IssamLaradji / sps

Official code for the Stochastic Polyak step-size optimizer
136 stars 22 forks source link

Train with weight decay and momentum #4

Open milliema opened 3 years ago

milliema commented 3 years ago

I'm using SLS to train my own model, but I found it's different to train with plain SGD or SGD+wd+mom. When I use plain SGD, the step size increase at first, following exponential trend, which is consistent with you published work. However, if I use SGD+weight decay+momentum, the step size is very stable (0.02~0.03) for most of the time. Can you explain why? Is SPS incompatible with optimizer momentum and weight decay?

IssamLaradji commented 3 years ago

We have noticed the same behaviour with the step size when incorporating momentum.

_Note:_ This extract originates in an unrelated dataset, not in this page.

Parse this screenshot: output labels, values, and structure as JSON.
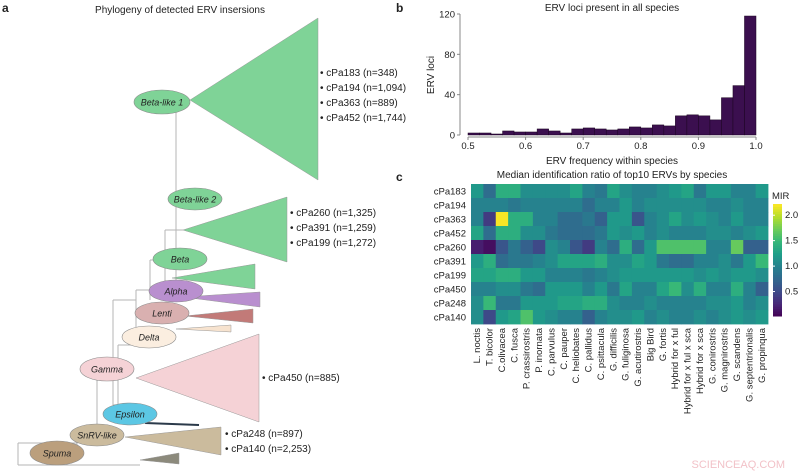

I am not sure why that is happening, but our team is investigating this phenomenon, because it is an interesting behavior.

milliema commented 3 years ago

Thanks for your reply.

We have noticed the same behavior with the step size when incorporating momentum.

So the behavior is only related with momentum? Did you test with weight decay or not? I guess it may because the weight norm increase when momentum is adopted, the grad norm may increase as well, so computed step size decreases. But if we use weight decay+momentum, normally the weight norm is stable, that makes me confused with the results I get. BTW, have you ever tested SPS or SLS on larger datasets (e.g. ImageNet)? The idea seems very interesting and promising for diverse applications.